Für Lachmöwen, verschiedene Entenarten und auch andere Vögel sind diese Flächen begehrte Brutplätze.
Sehr bald schon wird die Pioniervegetation auf den Inseln durch Schilf abgelöst. So entstehen ausgedehnte Schilfflächen. Diese bilden mit dichtem Bewuchs einen schützenden Lebensraum für so seltene Vogelarten wie z.B. die Große Rohrdommel oder den Drosselrohrsänger.

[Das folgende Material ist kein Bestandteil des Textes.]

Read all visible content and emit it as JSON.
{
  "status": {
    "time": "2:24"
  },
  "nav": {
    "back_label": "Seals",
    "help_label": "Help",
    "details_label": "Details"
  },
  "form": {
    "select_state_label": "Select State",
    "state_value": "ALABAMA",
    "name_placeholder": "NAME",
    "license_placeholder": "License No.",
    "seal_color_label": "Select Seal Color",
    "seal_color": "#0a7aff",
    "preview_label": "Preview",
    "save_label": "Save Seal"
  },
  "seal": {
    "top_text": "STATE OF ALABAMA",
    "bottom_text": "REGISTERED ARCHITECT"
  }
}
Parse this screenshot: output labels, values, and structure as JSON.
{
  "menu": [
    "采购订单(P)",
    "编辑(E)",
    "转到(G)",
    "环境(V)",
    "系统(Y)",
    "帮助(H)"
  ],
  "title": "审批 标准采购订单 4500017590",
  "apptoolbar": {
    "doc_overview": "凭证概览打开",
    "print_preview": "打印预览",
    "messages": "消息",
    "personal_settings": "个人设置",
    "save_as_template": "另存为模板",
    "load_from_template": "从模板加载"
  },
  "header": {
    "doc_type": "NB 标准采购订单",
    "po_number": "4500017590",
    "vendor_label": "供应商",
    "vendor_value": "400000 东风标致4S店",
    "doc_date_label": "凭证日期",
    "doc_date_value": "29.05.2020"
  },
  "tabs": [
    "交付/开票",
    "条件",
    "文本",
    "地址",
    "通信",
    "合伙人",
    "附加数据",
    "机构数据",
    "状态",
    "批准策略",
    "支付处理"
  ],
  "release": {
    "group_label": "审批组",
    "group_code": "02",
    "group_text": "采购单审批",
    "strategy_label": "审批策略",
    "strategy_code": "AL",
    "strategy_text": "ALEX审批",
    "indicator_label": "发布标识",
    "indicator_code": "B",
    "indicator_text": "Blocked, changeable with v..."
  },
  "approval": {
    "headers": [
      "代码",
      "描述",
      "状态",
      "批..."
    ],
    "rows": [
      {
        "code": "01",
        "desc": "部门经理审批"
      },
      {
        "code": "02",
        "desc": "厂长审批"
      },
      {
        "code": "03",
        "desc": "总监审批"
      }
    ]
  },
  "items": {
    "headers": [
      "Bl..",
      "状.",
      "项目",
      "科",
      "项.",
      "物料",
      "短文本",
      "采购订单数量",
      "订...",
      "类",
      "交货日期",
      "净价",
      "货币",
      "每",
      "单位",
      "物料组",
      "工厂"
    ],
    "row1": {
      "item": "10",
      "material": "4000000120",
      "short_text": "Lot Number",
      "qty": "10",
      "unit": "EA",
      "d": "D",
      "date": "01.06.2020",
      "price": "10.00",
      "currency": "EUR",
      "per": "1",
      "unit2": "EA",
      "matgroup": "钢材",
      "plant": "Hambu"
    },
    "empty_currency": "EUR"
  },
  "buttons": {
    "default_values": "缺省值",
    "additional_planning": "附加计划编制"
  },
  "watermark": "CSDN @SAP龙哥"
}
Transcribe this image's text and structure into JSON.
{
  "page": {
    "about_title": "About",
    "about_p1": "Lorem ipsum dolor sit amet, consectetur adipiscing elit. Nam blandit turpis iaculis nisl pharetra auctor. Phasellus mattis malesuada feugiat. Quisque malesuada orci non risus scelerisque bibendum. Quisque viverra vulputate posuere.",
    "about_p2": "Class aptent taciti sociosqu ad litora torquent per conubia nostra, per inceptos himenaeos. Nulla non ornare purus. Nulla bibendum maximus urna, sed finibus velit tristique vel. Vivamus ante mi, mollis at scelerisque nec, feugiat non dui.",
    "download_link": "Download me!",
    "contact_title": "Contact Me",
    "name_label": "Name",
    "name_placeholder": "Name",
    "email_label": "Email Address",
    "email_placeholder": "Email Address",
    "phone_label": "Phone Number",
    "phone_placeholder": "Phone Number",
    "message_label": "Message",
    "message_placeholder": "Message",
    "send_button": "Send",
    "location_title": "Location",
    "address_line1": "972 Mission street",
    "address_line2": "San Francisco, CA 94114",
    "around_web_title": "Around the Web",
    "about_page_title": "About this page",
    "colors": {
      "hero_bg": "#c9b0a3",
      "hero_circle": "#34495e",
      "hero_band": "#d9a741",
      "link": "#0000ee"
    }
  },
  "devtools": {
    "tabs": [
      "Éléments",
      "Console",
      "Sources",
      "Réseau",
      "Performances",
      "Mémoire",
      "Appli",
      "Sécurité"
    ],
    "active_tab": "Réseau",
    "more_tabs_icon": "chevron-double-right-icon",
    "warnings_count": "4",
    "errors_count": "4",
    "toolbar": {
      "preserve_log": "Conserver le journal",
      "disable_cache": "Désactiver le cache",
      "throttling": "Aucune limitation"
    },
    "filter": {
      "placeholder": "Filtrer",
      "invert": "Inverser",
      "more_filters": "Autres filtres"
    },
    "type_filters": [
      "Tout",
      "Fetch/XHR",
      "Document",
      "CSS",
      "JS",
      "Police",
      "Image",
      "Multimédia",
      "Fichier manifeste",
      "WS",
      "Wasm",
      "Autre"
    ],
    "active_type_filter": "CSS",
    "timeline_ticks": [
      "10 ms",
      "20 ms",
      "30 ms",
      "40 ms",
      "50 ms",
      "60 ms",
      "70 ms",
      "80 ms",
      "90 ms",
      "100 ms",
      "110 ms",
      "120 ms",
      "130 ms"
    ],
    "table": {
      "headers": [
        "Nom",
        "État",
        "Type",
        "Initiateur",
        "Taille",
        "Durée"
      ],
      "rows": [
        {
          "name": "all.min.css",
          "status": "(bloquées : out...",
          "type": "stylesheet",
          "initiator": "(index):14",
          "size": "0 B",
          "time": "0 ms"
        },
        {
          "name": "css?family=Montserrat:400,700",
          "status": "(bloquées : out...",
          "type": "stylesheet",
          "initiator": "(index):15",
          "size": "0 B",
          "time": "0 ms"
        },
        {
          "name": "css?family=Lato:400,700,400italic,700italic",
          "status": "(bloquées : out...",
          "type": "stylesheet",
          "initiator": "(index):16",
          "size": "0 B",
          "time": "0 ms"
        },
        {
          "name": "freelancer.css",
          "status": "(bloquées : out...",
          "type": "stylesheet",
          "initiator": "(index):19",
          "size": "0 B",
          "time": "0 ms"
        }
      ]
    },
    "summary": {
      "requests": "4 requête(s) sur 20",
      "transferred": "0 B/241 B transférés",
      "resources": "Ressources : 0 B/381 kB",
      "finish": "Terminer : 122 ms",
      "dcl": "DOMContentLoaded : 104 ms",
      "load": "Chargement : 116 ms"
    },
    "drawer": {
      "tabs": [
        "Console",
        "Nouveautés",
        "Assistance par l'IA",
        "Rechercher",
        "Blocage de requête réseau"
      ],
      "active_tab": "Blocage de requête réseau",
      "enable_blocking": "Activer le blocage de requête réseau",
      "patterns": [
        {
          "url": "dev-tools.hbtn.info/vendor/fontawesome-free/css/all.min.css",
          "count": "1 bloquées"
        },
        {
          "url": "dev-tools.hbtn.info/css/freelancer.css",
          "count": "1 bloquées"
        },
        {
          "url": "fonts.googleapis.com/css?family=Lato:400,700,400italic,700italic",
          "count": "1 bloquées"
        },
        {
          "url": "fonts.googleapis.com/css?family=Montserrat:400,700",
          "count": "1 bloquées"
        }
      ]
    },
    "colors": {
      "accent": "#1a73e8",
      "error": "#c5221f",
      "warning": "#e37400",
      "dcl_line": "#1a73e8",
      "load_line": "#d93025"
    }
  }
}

VON DER SANDBANK ZUM AUWALD - Teil 1


Wie entstehen die Sandbänke im Stausee?


Noch im 18. Jahrhundert war der Inn ein wilder Fluss mit einem weit verzweigten System von Nebenarmen und Überflutungsflächen. Um 1900 begann man damit, ihn zu begradigen und zu kanalisieren. Durch den beginnenden Bau von Wasserkraftwerken ab 1923 entstand schließlich eine Kette breiter Stauseen.
Als alpiner Fluss führt der Inn gewaltige Mengen an Sand und Feinsedimenten aus den Bergen mit sich. Dieser Gesteinsabrieb bildet in den Stauseen mit der Zeit ausgedehnte Flachwasserzonen und Sandbänke. Tausende Wasservögel finden dadurch Nahrungs- und Rastplätze, die sie während der Zeit des Vogelzuges aufsuchen. Hier finden sie Nahrung in Form von bspw. Schlammröhrenwürmern und Insektenlarven, die sie mit ihren zum Teil recht langen Schnäbeln aus dem Sand herausziehen können.
Der Teil des Unteren Inn, der sich von der Salzachmündung bei Haiming bis zur Mündung der Rott bei Neuhaus/Schärding auf ca. 55 Flußkilometer erstreckt, wurde als international bedeutendes und schützenswertes Feuchtgebiet 1976 in die Ramsargebiets-Konvention aufgenommen und bekam 1979 vom Europarat das Prädikat „Europareservat“ verliehen.